Je ne peux laisser M. Rebsamen nous dire que les collectivités territoriales ne peuvent plus faire de prévisions. Alors que les entreprises n'ont pas de visibilité au-delà de six mois et que la Nation a du mal à voir au-delà d'une année, comment les collectivités pourraient-elles s'exonérer de cette réalité ?

Le rapport de l'Observatoire des finances locales, dont je suis le rapporteur, fait effectivement apparaître une légère baisse des dépenses des collectivités en 2011, mais leur autofinancement s'est accru et elles en ont profité pour rembourser leurs emprunts, témoignant ainsi une certaine inquiétude. Leur moyens n'ont donc pas été réduits et il ne faut pas confondre le ressenti et la réalité.
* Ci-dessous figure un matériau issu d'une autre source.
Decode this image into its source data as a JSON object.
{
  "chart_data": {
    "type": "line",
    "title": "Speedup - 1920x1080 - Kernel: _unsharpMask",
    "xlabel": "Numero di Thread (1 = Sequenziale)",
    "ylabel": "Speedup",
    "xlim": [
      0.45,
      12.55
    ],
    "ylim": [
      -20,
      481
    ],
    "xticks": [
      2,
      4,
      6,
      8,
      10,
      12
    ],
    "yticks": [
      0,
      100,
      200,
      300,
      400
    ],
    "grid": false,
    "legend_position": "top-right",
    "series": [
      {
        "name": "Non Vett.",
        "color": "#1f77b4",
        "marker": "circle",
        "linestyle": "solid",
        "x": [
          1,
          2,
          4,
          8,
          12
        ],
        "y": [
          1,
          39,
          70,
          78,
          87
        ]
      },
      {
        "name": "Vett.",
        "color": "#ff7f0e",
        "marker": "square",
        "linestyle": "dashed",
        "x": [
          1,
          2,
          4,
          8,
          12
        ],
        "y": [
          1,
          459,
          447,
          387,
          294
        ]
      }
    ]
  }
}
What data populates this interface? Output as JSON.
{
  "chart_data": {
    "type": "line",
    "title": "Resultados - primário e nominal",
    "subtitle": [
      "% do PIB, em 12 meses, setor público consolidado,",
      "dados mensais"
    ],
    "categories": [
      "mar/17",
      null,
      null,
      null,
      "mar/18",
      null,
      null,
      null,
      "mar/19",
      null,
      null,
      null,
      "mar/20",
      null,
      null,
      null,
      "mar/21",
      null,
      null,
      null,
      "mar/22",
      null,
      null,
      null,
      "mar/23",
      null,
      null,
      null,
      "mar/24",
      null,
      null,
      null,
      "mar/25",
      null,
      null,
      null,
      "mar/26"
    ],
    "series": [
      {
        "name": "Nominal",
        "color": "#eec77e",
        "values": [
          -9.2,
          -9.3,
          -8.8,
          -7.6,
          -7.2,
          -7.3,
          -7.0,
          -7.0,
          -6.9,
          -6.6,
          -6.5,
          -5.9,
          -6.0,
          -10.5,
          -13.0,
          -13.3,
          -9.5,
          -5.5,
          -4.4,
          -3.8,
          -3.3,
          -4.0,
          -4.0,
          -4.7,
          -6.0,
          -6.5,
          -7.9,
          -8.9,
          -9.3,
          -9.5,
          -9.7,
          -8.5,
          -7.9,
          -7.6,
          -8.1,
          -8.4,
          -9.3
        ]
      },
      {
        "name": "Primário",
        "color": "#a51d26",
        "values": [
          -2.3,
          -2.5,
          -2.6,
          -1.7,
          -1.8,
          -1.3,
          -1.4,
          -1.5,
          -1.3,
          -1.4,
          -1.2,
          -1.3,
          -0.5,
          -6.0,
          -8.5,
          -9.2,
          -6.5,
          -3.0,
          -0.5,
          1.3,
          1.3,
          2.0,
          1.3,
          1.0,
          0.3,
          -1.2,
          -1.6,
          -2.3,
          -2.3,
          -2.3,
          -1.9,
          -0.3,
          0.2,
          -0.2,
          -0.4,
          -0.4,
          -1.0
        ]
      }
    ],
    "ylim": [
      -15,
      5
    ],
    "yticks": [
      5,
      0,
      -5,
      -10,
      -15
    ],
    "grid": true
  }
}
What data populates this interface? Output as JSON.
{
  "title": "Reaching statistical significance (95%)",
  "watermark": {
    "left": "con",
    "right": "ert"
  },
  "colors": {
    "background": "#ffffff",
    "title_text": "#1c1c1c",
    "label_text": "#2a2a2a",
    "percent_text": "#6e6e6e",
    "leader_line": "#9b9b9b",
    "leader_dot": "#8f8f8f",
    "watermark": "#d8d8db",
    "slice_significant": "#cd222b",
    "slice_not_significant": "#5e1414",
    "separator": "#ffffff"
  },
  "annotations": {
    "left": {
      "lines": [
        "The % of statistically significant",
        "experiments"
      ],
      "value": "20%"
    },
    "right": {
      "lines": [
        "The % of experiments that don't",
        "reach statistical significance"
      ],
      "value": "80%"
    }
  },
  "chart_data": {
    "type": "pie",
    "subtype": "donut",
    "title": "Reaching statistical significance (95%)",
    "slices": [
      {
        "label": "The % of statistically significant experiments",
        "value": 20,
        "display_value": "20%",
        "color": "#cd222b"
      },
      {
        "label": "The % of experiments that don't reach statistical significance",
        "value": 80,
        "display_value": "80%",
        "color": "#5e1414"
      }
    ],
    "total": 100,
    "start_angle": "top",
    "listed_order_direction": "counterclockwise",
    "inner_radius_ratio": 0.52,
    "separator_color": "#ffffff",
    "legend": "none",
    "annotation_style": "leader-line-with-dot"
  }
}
M. François Marc, rapporteur général. - Je tiens à remercier nos collègues pour l'intérêt qu'ils ont porté à ce débat sur la loi de règlement, débat qui illustre parfaitement le rôle de notre assemblée, chargée de contrôler l'action du Gouvernement. Il m'a donné l'occasion de renouveler des appréciations que j'avais déjà portées lors de l'examen de la loi de règlement de 2010.

Sur la réforme taxe professionnelle, dont le coût s'élève bien à 5 milliards d'euros environ en rythme de croisière, un excellent rapport du Sénat vient d'être publié et la comparaison avec l'avant 2009 est effectivement très intéressante.

Autre sujet, la diminution des effectifs. Rappelons que, si les économies ont été compensées par des mesures catégorielles représentant 60 % du total, une partie de ces mesures serait de toute façon intervenue. Pour les lois de finances initiales pour 2011 et 2012, le Gouvernement avait fait état d'un retour catégoriel, c'est-à-dire de mesures discrétionnaires prises pour répondre à la décision concernant les effectifs, évalué entre 30 % et 40 % de la moindre dépense.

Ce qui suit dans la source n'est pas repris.